With a tweet, James K. Filan, one of the defence attorneys for Ripple Labs in the two-year-long lawsuit against the SEC, which has Ripple on trial for allegedly selling securities without authorization, is demanding a verdict on the lawsuit.
The lawsuit between Ripple and SEC continues
The attorney cited a motion filed with New York District Judge Anna Torres seeking summary judgement in the matter.
— James K. Filan 🇺🇸🇮🇪 113k (beware of imposters) (@FilanLaw) September 12, 2022
Ripple‘s CEO, Brad Garlinghouse, also commented on Twitter that the SEC seems uninterested in compliance with the law, blinded by its desire to prevail and punish Ripple and the entire cryptocurrency world
Today’s filings make it clear the SEC isn’t interested in applying the law. They want to remake it all in an impermissible effort to expand their jurisdiction far beyond the authority granted to them by Congress. https://t.co/ooPPle3QjI
— Brad Garlinghouse (@bgarlinghouse) September 17, 2022
Ripple‘s CEO expresses his displeasure at what now appears to be a persecutory attitude on the part of the SEC toward his company. According to rumors, the US Securities and Exchange regulator has in turn filed a motion seeking Ripple‘s conviction on charges that it sold securities without having any authorization.
A few days ago the SEC had already filed a motion to cover up the identity of the witnesses it had brought before the judge for fear that they might face retaliation. In the lawsuit, the SEC led by Gary Gensler had called to testify companies such as Binance, which in turn had to undergo an investigation to its detriment also by the same SEC. For some time now, Chairman Gensler seems to have begun a sort of personal crusade against the world of cryptocurrencies, which he considers dangerous for investors because they also have no clear regulations, despite the fact that many of them are to be considered, in his opinion, as securities in their own right.
How the lawsuit against Ripple Labs originated
The SEC sued Ripple Labs, CEO Brad Garlinghouse and its president Chris Larsen in December 2020 on charges that they raised more than $1.3 billion by selling the XRP token in unregistered securities transactions. Ripple argued that the sales and trading of XRP did not meet the principles of the Howey Test (a particular 75-year-old US Supreme Court case that determines whether or not an asset can be considered security or not), and therefore were not to be considered securities and would not have broken any rules.
“According to the SEC, there can be an “investment contract” without any contract, without any rights granted to the purchaser, and without any obligations on the issuer,”
reads the motion filed by Ripple with the federal judge.
The SEC, however, has persisted in its excise by pursuing a lawsuit that has been dragging on for nearly two years, with no breakthrough by the prosecution; indeed, the latest court events seem to be all in Ripple’s favor.
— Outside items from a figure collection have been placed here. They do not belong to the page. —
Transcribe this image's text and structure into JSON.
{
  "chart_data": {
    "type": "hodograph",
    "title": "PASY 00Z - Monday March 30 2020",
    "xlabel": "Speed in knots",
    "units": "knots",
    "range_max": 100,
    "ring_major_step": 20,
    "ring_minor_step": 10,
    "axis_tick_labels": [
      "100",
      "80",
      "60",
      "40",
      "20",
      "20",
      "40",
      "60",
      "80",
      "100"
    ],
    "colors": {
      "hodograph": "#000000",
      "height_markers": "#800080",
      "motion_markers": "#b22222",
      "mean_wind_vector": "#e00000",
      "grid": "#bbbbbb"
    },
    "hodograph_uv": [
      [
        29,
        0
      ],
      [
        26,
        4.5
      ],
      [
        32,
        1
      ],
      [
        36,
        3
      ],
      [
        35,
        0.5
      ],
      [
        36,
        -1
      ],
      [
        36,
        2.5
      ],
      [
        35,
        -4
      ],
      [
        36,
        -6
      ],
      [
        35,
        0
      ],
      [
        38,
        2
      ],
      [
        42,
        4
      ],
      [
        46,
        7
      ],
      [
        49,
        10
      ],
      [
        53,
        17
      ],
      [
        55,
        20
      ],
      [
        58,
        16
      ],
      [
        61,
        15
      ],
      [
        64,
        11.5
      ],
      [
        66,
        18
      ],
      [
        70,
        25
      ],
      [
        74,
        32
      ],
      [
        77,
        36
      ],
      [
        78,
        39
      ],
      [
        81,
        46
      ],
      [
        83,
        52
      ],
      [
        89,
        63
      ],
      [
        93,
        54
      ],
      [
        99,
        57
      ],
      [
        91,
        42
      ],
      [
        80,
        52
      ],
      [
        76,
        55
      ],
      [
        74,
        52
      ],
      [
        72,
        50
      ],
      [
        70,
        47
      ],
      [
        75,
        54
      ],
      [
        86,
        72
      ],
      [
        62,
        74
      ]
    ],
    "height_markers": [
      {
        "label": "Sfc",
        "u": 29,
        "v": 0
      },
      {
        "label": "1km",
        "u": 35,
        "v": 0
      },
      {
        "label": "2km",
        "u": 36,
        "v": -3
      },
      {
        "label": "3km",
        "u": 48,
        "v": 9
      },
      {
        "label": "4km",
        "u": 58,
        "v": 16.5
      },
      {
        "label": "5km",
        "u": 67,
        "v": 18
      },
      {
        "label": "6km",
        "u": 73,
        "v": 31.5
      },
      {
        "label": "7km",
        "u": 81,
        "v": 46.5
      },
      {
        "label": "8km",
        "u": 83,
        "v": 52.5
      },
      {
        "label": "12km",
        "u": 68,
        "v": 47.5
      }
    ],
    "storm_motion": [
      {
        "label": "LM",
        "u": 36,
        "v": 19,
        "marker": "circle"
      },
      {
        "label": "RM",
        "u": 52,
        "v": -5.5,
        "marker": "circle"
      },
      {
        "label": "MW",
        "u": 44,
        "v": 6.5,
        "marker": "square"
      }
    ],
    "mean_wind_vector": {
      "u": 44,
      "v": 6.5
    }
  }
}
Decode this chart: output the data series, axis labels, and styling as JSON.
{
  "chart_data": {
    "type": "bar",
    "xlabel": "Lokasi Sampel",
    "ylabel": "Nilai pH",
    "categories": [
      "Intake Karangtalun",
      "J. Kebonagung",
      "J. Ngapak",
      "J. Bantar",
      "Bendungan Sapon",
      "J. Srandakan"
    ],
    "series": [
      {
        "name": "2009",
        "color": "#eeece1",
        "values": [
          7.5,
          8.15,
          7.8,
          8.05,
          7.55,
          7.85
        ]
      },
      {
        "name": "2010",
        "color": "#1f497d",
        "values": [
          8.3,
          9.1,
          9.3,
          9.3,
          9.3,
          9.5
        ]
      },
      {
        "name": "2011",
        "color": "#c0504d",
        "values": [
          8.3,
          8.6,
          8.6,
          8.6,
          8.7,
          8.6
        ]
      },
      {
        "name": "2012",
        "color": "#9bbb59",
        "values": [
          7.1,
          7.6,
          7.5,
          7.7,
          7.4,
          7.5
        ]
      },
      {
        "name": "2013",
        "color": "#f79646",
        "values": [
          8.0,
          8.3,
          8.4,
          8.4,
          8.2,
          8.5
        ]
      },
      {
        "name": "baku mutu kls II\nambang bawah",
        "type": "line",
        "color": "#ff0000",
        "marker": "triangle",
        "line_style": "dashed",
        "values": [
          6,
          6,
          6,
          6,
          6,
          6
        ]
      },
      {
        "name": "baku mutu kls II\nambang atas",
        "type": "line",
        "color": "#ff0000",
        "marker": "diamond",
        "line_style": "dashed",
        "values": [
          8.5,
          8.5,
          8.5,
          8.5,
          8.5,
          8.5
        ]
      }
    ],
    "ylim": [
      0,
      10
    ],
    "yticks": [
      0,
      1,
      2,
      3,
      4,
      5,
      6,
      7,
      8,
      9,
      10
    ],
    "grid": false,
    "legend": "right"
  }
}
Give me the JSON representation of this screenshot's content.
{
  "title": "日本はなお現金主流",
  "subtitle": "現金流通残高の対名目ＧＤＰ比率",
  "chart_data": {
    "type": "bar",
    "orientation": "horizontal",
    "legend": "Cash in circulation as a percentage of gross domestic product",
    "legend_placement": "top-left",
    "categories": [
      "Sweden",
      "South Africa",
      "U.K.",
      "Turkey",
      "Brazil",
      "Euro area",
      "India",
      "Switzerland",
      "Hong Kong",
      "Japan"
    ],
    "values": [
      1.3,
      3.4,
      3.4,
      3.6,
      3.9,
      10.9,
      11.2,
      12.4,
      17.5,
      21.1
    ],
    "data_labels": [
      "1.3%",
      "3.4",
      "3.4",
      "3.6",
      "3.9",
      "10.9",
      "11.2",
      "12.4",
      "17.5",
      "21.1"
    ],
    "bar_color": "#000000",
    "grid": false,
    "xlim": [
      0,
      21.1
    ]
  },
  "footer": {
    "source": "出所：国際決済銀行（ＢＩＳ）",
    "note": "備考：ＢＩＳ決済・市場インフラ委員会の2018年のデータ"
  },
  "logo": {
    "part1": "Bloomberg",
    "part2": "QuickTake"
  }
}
The SEC has argued, bringing as evidence various statements by Ripple executives, that the crypto company allegedly sold XRP and XRP investors bought the cryptocurrency with the belief that their holdings would increase in value over time, making it clear that these would be securities and that therefore there would be a clear violation of investment rules.
“Ripple publicly touted the various steps it was taking and would take to find a ‘use’ for XRP and to protect the integrity and liquidity of the XRP markets,”
the SEC said in its filing.
Ripple, on the other hand, denies any contract between the company and investors and brings as evidence not only the Howey test case, but also a statement by a former SEC executive William Hinman who in 2018, when he was director of the SEC’s Corporate Finance division who, during a public speech asserted that a digital asset could lose its status as a security as it becomes “sufficiently decentralized.” The executive had specifically cited the case of Ether, which was not considered a security.
“Even if the SEC were to engage in a belated, post-discovery transaction-by-transaction analysis to identify XRP offers and sales with contracts, its claim would still fail as a matter of law. Not one of those contracts granted post-sale rights to recipients as against Ripple or imposed post-sale obligations on Ripple to act for the benefit of those recipients,”
reads the document submitted by Ripple’s defenders.
The SEC has always sought to declare such a statement not inherent in the process as evidence in favor of the defending company.
But Ripple, created in 2012 by Ripple labs under the name Open Coin, which seems increasingly convinced that it can finally reach a positive resolution of its dispute with the SEC, has in recent days announced important news on the CBDC front, where the company seems to have set its focus firmly. As of March 2021, the company has been developing a private version of XRP Ledger, specifically created to become a platform for Central Banks to issue CBDC securely.
The digital dollar project, which is carrying out an initial study project for a new digital dollar, also announced that it has formed a partnership with four crypto companies, one of which is precisely Ripple.
Central bank digital currencies play a critical role in the evolved, modern global financial infrastructure that blockchain will underpin.